Ocultando su identidad, sólo se consigue que lo ocurrido sea nombrado por el único dato que ha trascendido: en este caso el lugar donde la víctima fue abatida, Las 800, provocando que un hecho que no deja de ser inusual en una ciudad como Badajoz quede unido al nombre de una barriada, multiplicando la fama inmerecida de un entorno cuyos vecinos luchan a diario por salir adelante como en el resto de los barrios. ¿Ocurriría lo mismo si el asesinato hubiese sucedido en la avenida de Colón o en Sinforiano Madroñero?

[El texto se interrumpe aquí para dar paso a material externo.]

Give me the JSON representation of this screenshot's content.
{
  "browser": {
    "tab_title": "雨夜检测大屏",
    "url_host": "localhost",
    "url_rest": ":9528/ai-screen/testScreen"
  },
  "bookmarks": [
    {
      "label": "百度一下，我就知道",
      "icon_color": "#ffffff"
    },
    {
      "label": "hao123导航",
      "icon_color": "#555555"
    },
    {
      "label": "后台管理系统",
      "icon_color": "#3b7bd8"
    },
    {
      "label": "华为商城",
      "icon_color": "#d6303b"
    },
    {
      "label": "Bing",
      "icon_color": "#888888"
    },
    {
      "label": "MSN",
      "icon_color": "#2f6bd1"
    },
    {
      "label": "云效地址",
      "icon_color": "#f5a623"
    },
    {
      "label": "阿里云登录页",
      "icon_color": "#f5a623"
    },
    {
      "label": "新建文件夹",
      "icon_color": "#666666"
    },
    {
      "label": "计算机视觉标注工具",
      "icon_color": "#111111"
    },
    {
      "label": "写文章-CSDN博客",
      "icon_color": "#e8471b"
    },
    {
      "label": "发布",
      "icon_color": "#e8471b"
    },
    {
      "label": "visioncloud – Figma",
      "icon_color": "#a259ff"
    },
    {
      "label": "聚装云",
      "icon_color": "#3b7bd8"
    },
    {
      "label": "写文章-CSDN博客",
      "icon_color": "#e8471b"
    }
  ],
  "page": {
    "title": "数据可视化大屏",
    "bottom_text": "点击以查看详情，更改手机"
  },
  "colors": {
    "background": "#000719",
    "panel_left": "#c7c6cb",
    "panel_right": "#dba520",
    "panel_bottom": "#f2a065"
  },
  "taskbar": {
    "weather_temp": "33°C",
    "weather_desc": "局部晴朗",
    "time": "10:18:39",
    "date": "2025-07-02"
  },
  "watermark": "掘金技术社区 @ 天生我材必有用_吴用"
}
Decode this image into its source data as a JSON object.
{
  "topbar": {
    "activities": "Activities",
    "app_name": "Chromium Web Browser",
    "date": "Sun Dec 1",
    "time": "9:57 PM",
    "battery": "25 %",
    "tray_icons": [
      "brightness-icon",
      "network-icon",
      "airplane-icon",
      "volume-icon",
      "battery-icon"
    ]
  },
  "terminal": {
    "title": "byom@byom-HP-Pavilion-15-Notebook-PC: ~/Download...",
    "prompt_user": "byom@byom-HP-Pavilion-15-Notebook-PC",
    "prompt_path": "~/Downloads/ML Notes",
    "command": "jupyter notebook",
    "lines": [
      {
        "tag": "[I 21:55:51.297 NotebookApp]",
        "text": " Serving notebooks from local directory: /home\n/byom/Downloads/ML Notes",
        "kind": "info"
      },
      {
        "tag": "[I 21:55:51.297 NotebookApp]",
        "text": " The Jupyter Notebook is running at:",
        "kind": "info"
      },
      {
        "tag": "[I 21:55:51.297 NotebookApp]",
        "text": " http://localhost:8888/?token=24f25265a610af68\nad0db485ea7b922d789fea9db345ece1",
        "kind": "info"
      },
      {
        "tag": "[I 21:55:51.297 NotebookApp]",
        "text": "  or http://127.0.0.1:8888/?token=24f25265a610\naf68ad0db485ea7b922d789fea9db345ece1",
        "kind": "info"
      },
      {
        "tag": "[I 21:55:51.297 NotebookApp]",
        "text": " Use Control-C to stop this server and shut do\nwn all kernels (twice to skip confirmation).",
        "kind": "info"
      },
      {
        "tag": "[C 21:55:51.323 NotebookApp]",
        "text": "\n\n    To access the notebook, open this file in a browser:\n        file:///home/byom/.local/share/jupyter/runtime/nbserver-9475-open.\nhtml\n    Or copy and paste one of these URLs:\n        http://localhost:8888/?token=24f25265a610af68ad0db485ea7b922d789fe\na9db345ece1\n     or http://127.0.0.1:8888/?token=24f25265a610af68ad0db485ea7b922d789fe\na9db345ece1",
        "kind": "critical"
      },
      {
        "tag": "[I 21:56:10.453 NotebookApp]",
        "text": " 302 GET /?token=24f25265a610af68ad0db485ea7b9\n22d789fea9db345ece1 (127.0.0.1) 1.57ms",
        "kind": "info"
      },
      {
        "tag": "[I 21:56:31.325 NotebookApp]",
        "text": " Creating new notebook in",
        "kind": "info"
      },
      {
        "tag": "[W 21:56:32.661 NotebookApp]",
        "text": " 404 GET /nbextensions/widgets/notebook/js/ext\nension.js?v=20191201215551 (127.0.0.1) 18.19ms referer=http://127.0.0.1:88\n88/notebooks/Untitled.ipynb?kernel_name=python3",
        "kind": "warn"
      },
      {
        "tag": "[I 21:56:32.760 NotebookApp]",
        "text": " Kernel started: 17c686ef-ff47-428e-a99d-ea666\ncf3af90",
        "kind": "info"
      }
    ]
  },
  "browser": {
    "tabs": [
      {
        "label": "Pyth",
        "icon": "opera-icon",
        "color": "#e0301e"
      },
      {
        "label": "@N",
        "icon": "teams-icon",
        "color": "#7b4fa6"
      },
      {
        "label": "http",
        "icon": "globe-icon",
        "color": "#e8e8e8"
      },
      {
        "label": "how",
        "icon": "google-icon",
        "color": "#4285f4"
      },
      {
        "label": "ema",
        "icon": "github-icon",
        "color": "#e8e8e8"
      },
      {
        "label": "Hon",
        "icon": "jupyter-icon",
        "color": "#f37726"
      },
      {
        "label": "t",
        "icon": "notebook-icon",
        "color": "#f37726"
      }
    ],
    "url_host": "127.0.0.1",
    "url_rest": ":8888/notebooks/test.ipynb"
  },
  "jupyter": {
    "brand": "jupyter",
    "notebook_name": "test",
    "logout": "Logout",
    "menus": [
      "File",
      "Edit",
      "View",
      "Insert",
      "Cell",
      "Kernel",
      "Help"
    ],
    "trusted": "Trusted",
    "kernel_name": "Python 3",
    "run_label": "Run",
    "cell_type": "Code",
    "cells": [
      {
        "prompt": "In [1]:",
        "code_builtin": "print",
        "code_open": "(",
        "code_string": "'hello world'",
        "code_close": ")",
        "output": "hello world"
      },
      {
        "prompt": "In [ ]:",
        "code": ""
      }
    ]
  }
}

Ocultando la identidad del fallecido, el protagonista inmerecido del crimen es la zona donde se produjo el tiroteo, porque nada más se sabe y es así porque alguien ha decidido que estos datos no están acogidos al derecho a la información de la ciudadanía, provocando el efecto contrario al que seguramente se pretende, que es generar un clima de intranquilidad y de inseguridad en el entorno ante la falta de certeza sobre la situación en que se produjo el asesinato y por qué ocurrió allí, si es que el lugar tiene alguna vinculación con el móvil. La seguridad va unida a la información, por mucho que los responsables policiales piensen que la prensa entorpece su función. Cuando sucedió el crimen de Cerro de Reyes, la identificación inmediata de la víctima por parte de los medios de comunicación contribuyó a centrar la información en la persona fallecida y en las circunstancias que rodeaban su muerte por la relación que mantenía con sus asesinos. Como detrás de cada persona y de cada familia, existían historias que desgraciadamente dieron lugar a un trágico desenlace. Tenían vecinos que los conocían y sabían dónde se cerraba el círculo. Si había represalias, sospechaban quién o quiénes podrían verse implicados. La ocultación de datos da lugar a que haya muertos que no protagonicen su propia muerte, que no sean recordados -si lo son- por ellos mismos sino por dónde aparecieron, como el joven el que mataron en Los Colorines o la prostituta cuyo cuerpo apareció en el vertedero. ¿Alguien los recuerda?